Yeast. The yeast you use is actually quite important, as it will determine how alcoholic your mead will be. I would suggest using a white wine yeast, which will give you around 14-15% alcohol, with some sweetness still remaining.
Yeast Nutrient. Just to help for the yeast.
Finings. These are enzymes used to separate out the sediment once the brewing is done.
Bottles. Once your mead is done, you’ll want something to store it in.
Tubing. This is used to siphon your mead from the demijohn to the bottles.
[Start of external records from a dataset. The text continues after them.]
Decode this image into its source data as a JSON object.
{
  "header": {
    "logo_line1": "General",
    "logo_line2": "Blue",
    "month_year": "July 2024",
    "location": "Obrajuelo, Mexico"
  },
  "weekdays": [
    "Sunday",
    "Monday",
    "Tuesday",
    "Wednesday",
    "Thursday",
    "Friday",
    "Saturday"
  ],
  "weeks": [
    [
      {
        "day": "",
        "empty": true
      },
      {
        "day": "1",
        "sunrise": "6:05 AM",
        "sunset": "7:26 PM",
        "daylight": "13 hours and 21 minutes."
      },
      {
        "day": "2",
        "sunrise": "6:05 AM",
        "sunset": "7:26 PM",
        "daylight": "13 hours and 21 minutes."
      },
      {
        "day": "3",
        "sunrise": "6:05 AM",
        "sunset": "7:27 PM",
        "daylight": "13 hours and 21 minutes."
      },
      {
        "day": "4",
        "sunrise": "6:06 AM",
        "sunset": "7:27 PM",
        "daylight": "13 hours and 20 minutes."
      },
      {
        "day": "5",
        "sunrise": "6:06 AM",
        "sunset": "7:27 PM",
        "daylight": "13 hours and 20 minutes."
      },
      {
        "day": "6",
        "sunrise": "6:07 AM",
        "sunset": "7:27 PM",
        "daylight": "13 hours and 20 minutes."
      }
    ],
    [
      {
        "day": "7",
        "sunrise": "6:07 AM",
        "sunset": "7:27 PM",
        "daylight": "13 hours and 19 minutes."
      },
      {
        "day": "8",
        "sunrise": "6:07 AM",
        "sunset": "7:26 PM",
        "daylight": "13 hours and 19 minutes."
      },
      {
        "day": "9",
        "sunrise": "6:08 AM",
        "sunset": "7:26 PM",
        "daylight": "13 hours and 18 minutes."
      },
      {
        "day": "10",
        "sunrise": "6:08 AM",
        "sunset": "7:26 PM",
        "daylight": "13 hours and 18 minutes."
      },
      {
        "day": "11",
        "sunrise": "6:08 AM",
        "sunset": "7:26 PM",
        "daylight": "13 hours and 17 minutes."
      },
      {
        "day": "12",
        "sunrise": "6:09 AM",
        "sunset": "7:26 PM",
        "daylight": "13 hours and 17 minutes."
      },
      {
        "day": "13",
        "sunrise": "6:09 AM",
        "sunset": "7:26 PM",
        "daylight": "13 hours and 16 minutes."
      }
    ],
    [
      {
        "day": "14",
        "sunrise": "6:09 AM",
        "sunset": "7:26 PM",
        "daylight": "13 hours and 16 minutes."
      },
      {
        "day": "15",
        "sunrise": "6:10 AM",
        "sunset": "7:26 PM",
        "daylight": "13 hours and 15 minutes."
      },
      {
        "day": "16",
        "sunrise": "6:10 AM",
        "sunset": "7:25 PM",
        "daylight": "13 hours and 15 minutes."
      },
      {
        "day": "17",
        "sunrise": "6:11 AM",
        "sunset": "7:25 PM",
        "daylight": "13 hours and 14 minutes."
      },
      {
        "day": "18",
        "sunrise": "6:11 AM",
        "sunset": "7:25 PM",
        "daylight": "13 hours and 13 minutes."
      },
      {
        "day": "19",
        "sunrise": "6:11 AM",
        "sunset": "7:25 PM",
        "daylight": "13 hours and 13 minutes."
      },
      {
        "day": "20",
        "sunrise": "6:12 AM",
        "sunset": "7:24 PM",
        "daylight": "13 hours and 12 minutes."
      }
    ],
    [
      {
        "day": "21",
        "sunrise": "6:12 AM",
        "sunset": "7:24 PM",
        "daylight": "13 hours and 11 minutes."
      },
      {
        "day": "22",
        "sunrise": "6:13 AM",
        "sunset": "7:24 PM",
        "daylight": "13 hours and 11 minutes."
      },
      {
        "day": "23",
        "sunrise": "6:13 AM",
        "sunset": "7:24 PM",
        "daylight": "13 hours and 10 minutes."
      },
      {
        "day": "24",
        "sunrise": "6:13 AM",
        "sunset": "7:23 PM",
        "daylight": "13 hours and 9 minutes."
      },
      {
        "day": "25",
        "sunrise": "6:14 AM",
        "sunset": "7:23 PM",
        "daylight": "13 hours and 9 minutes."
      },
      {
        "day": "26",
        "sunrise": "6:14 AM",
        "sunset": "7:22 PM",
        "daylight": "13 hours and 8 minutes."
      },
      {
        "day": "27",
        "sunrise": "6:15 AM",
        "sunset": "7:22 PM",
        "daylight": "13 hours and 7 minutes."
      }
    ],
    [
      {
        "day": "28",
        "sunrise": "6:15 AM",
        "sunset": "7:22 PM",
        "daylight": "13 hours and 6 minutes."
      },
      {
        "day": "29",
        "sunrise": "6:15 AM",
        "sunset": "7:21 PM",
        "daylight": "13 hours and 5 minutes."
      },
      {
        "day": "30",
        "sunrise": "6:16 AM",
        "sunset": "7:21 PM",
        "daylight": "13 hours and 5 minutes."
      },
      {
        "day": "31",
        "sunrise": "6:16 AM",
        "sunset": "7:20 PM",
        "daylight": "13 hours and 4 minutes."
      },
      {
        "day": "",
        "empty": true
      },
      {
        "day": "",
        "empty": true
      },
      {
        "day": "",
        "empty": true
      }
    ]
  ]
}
Ingredients (makes 1 demijohn’s worth):
1.5kg Honey
4.5l Cold Water
1 Orange
1 Lemon

The ingredients I took from How To Make Your Own Drinks, a great book which has many weird and wonderful recipes. The type of honey you use is very important to the finished product, as this is where all the flavour comes from. An old, but still very useful, resource on mead, Making Mead, recommends using a single blossom honey- like clover, acacia, orange, rose, or rosemary- and to avoid Australian honey, as it can have strong eucalyptus notes brought out in fermentation which will make the mead bitter. For the tester batch I made, I used cheap honey, which had little flavour, but the latest batch has been made with orange blossom honey.

Instructions:

Siphoning the mead into bottles.

1. Put the honey and water in a large saucepan (or two). Heat to a simmering point and keep at that temperature for 30 minutes. Meanwhile, sterilise the demijohn by putting it in the oven at 150° for 20 minutes, then allow to cool.
2. When the honey solution has cooled, add the juice the orange and lemon, strain through a muslin/tea towel, and put in the cooled demijohn. Leave a gap at the top of the demijohn, as the yeast will form a foam which will froth over. Add the sachet of yeast and nutrient according to the instructions on the packet. Fit the demijohn with bung and airlock- if you are using the bubbler airlocks, put a small amount of water in the airlock which the CO2 will bubble through.
3. Leave demijohn until fermentation has finished: the yeast will stop bubbling. This will take around two months.
4. About a day before you plan to bottle, add the finings, according to the instructions on the packet. Move the demijohn to a counter or somewhere off the ground- you’ll need to have the bottles lower than the demijohn for the siphoning to work.
5. Bottle. Put the tubing into the demijohn, and suck at the end a little. With the tubing below the height of the demijohn, this should create a flow of mead, which can be directed into the bottles. You can stop the flow by just putting your finger over the end, to move from bottle to bottle. Be careful about the last dregs- they will contain yeasty sediment and will be undesirable to drink.

All that is left then is to enjoy the fruits of your labours. Best enjoyed with beard, tankard, armour and battleaxe.